According to some estimates, President Pendarovski said, only about 3 to 4 percent of the total amount of wastewater from mining and industry is treated in the country, and most of the untreated water is discharged directly into the soil, rivers, reservoirs, lakes and public sewers. An equally serious problem, according to the President, is the extraction of sand, gravel and stone from lake shores and riverbeds, which in the absence of clear criteria and control mechanisms, as he said, grows into de facto legalized destruction of riverbeds.
“There are several reasons for this unsustainable water management. First, the low level of public awareness and personal conscience. The perception that water is a resource that can be consumed indefinitely still prevails. This attitude is really worrying given that 11 percent of the total number of individual households in North Macedonia still do not have access to drinking water”, President Pendarovski said.

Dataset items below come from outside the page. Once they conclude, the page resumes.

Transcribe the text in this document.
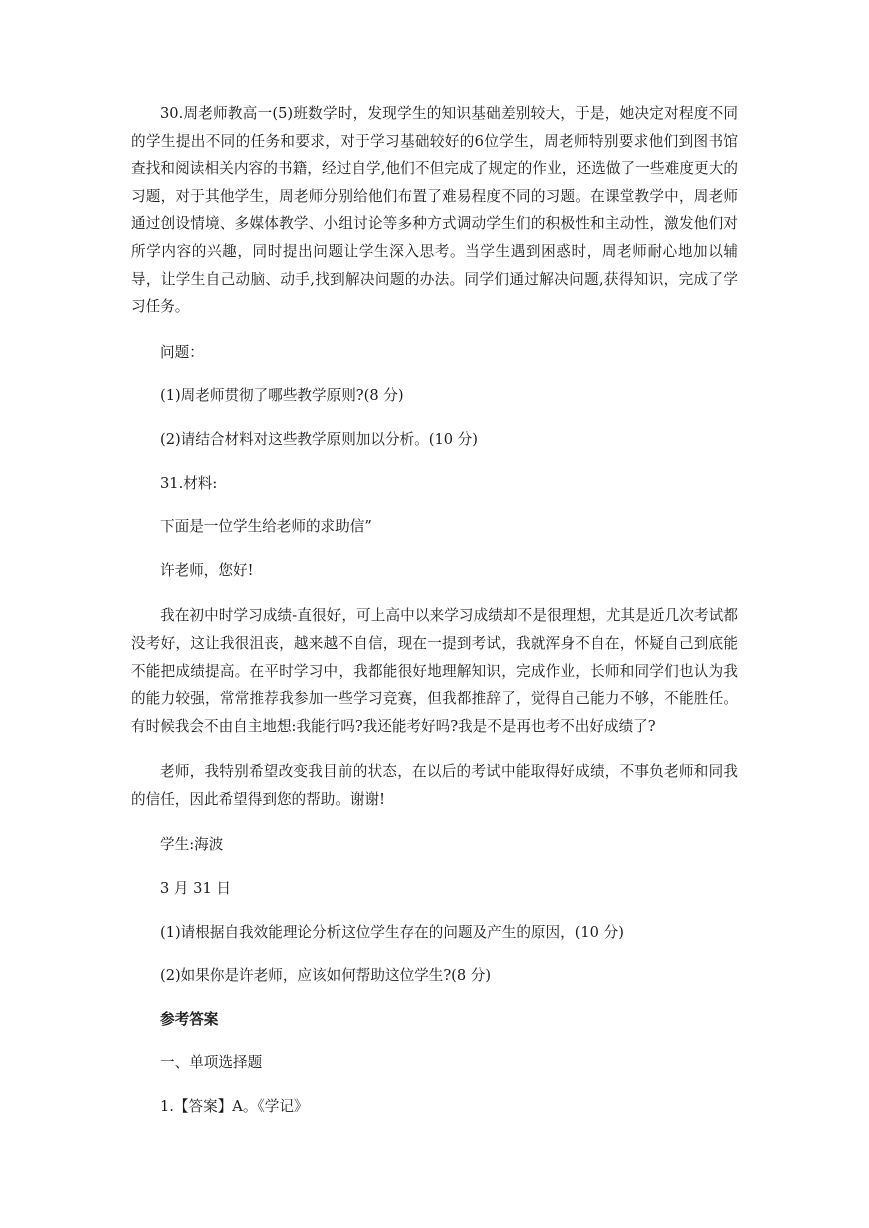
30.周老师教高一(5)班数学时，发现学生的知识基础差别较大，于是，她决定对程度不同的学生提出不同的任务和要求，对于学习基础较好的6位学生，周老师特别要求他们到图书馆查找和阅读相关内容的书籍，经过自学,他们不但完成了规定的作业，还选做了一些难度更大的习题，对于其他学生，周老师分别给他们布置了难易程度不同的习题。在课堂教学中，周老师通过创设情境、多媒体教学、小组讨论等多种方式调动学生们的积极性和主动性，激发他们对所学内容的兴趣，同时提出问题让学生深入思考。当学生遇到困惑时，周老师耐心地加以辅导，让学生自己动脑、动手,找到解决问题的办法。同学们通过解决问题,获得知识，完成了学习任务。

问题：

(1)周老师贯彻了哪些教学原则?(8 分)

(2)请结合材料对这些教学原则加以分析。(10 分)

31.材料:

下面是一位学生给老师的求助信”

许老师，您好!

我在初中时学习成绩-直很好，可上高中以来学习成绩却不是很理想，尤其是近几次考试都没考好，这让我很沮丧，越来越不自信，现在一提到考试，我就浑身不自在，怀疑自己到底能不能把成绩提高。在平时学习中，我都能很好地理解知识，完成作业，长师和同学们也认为我的能力较强，常常推荐我参加一些学习竞赛，但我都推辞了，觉得自己能力不够，不能胜任。有时候我会不由自主地想:我能行吗?我还能考好吗?我是不是再也考不出好成绩了?

老师，我特别希望改变我目前的状态，在以后的考试中能取得好成绩，不事负老师和同我的信任，因此希望得到您的帮助。谢谢!

学生:海波

3 月 31 日

(1)请根据自我效能理论分析这位学生存在的问题及产生的原因，(10 分)

(2)如果你是许老师，应该如何帮助这位学生?(8 分)

参考答案

一、单项选择题

1.【答案】A。《学记》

A weak link in our system, according to President Pendarovski, is the inspection, which he assessed as irregular and reactive, due to legal ambiguities and budget constraints.

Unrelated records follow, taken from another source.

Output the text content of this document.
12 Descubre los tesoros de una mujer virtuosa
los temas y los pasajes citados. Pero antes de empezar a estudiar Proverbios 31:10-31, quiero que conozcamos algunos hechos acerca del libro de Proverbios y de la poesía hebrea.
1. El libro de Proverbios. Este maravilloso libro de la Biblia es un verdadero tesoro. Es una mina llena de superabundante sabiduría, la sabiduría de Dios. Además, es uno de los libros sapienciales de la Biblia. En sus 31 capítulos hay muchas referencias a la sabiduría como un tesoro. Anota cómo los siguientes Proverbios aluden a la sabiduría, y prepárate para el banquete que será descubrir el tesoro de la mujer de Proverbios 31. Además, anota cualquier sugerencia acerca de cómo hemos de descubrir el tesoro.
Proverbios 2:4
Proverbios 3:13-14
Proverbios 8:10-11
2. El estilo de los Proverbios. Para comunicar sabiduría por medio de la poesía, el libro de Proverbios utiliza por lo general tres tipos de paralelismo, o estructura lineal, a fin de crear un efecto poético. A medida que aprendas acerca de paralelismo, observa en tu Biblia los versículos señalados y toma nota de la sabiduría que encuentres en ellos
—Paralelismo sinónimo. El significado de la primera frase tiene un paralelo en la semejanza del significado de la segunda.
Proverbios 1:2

“Due to these accumulated system deficiencies, the competent institutions for years have not had a real insight in the quality and quantity of water in North Macedonia. It is not known exactly how much surface and groundwater we have. It is not known how much water is pumped and discharged for irrigation and drainage. Without clear data, it is difficult to make long-term sustainable policies and regulations. In such a vague situation, accountability is an exception that confirms the rule that offenders are usually not punished. Hence, the price is paid by nature and by us, the citizens”, President Pendarovski said.

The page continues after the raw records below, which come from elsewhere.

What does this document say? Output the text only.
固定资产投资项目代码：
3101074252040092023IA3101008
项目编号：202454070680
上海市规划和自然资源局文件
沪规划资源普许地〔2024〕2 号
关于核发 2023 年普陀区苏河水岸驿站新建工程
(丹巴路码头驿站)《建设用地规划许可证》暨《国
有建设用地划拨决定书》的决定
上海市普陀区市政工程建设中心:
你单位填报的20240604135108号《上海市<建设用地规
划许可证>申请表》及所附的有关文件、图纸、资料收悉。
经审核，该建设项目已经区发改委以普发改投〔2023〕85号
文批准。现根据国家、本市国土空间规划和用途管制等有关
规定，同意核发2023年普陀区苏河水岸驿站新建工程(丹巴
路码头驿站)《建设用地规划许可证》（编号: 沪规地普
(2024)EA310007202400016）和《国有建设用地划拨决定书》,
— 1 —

According to the President, climate change further complicates the problems due to the fact that our country is located in one of the most climate-vulnerable regions not only in Europe but also in the world. He pointed out the situation with Lake Prespa as particularly worrying.
“If we do not take long-term measures to protect water resources, we can very easily lose them irreversibly. Therefore, the problem with water protection is not a daily political issue, but an existential issue”, President Pendarovski said.
“In order to clarify the situation with the protection of our waters, the competent institutions need precise and updated data. Harmonization with European legislation is needed, but that is the easier part, because the implementation is more important, which includes regular and preventive inspections, which will timely sanction any attempt to profit at the expense of the environment and citizens. One thing should be clear to us – we are not doing this for Brussels. We are doing this for us”, the President said.
This issue, according to the President, has a foreign policy dimension because it includes cross-border cooperation in the management of the three large lakes and large rivers that we share with our neighbors.
“This means that water protection is not only an internal but also a European issue. The Green Agenda is part of the 9 billion-euro Economic and Investment Plan for the Western Balkans. The European Union stands ready to support projects for sustainable, rational and efficient use of resources. I believe we still have enough internal potential to resolve this issue”, President Pendarovski said in his address at the Conference.